Kajian MUI yang membahas prinsip syariah penggunaan uang digital dan kriteria syar'i u-nik tertuang dalam Fatwa DSN No. 116/DSN-MUI/IX/2017 tentang uang elektronik syariah.
Fatwa tersebut dikeluarkan DSN MUI pada bulan September 2017 sebagai pedoman bagi masyarakat dalam menggunakan u-nik yang sesuai dengan ketentuan ajaran agama Islam.
Berikut poin-poin penting u-nik syariah yang perlu Anda ketahui:
Terhindar dari transaksi yang dilarang.
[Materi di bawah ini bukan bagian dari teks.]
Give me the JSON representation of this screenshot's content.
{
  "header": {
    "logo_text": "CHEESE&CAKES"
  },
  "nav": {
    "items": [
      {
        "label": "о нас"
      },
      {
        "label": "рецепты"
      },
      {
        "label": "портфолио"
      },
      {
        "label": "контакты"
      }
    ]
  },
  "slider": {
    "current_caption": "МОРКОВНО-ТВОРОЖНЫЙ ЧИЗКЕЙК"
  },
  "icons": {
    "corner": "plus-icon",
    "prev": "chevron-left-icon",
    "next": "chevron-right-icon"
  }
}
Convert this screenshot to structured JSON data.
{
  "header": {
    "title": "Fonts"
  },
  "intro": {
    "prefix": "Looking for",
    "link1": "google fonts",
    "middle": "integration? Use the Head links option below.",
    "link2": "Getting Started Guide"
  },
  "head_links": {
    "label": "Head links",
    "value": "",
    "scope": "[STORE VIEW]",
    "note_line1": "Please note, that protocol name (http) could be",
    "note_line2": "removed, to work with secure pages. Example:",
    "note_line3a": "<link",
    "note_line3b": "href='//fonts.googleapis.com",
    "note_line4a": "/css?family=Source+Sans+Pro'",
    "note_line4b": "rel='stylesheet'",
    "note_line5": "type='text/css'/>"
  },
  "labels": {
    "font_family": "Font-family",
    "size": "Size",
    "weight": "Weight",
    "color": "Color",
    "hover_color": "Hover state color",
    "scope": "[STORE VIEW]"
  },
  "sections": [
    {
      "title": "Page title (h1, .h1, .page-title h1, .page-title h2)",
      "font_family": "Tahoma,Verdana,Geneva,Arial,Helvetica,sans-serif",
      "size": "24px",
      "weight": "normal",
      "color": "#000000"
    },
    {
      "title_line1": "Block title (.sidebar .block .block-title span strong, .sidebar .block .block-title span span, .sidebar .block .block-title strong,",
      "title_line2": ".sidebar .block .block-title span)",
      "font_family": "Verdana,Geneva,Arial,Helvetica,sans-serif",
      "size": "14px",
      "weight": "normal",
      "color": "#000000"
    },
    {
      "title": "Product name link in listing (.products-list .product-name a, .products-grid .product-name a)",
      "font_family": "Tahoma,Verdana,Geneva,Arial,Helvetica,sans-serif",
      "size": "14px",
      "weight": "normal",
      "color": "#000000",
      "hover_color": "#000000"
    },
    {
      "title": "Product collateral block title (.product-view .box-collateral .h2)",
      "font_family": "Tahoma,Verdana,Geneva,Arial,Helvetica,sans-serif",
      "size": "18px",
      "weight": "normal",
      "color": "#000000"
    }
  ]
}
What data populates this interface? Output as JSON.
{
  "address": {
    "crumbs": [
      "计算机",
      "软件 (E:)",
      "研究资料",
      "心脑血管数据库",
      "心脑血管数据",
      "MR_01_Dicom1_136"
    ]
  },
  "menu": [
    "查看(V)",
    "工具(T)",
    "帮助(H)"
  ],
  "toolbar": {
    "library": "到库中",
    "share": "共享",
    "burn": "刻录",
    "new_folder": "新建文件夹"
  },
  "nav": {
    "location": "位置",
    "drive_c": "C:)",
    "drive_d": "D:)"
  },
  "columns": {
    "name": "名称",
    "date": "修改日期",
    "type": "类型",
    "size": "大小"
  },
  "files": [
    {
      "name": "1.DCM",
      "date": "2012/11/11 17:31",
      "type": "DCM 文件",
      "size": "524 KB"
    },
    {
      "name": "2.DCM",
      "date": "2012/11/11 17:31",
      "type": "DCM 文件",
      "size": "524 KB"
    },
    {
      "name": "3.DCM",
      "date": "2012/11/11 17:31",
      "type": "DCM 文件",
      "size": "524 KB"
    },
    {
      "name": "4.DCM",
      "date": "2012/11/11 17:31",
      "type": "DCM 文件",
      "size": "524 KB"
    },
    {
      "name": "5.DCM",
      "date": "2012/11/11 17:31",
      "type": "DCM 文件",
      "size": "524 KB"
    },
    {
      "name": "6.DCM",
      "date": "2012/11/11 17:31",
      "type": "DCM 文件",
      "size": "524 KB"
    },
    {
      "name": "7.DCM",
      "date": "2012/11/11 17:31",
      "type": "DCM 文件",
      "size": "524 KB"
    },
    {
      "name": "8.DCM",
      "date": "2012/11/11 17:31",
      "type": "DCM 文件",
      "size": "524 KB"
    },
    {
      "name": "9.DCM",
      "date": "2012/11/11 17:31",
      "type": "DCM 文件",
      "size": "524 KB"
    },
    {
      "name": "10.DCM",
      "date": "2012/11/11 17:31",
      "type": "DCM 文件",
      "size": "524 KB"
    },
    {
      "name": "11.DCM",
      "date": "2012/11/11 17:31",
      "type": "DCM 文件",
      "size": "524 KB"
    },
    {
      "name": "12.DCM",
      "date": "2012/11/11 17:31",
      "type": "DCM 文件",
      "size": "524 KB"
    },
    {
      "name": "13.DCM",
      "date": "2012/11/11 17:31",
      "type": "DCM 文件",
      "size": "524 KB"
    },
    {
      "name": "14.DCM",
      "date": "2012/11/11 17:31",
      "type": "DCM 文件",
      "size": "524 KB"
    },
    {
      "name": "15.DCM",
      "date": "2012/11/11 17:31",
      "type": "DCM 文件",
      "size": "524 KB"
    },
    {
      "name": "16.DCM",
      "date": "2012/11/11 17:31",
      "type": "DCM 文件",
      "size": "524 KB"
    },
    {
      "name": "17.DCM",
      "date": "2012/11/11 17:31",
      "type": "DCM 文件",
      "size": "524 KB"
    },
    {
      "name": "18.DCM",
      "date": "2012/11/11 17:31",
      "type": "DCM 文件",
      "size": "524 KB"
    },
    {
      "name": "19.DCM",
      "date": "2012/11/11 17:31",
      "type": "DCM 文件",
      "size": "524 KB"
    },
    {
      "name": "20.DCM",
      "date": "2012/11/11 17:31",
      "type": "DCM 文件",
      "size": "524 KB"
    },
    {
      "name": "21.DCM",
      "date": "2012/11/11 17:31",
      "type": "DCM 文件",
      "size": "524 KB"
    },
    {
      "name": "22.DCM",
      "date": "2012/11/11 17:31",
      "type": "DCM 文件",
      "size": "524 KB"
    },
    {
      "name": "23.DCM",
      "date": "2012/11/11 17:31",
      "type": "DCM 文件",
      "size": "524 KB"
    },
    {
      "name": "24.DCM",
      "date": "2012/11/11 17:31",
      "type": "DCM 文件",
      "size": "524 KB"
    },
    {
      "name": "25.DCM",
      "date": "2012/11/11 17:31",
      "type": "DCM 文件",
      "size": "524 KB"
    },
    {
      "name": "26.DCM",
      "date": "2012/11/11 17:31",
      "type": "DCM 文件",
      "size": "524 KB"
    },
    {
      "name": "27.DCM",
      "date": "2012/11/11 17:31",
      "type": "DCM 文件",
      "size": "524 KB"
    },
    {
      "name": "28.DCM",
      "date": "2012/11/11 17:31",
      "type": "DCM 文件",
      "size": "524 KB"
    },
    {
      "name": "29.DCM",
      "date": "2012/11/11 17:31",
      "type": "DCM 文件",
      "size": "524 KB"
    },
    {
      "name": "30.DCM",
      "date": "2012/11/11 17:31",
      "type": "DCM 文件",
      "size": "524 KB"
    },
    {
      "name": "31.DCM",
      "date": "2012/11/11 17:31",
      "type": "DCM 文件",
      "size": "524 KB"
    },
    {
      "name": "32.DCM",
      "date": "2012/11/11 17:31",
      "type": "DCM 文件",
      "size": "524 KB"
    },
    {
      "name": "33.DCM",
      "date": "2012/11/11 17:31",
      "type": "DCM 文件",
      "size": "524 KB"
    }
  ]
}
Uang elektronik tidak boleh digunakan untuk transaksi yang dilarang dalam ajaran agama Islam.
Biaya layanan menggunakan prinsip ganti rugi. Artinya, biaya penggunaan layanan ini berdasarkan biaya riil sesuai prinsip ganti rugi atau ijarah.
Dana harus ditempatkan di bank syariah. Ini untuk menjaga agar dana masyarakat yang mengendap di u-nik diputar sesuai dengan ketentuan syariah.
Kartu hilang, uangnya tidak otomatis hilang. Maksudnya, apabila kartu yang digunakan sebagai media u-nik hilang, maka jumlah nominal uang yang ada di penerbit tidak boleh hilang.
Akad yang berlaku antara penyelenggara dan penerbit adalah ijarah, ju'alah dan wakalah bil ujrah. Yang dimaksud dengan pihak penyelenggara sistem pembayaran nontunai yaitu meliputi: prinsipal, acquirer, pedagang, penyelenggara kliring, dan penyelenggara penyelesaian akhir.
Akad yang berlaku antara penerbit dan pengguna u-nik adalah wadiahatau qardh. Alasannya, nominal uang di dalam chip atau server bisa digunakan atau ditarik kapan saja.
Akad yang berlaku antara penerbit dan agen layanan keuangan digital (LKD) adalah ijarah, ju'alah, dan wakalah bi al-ujrah.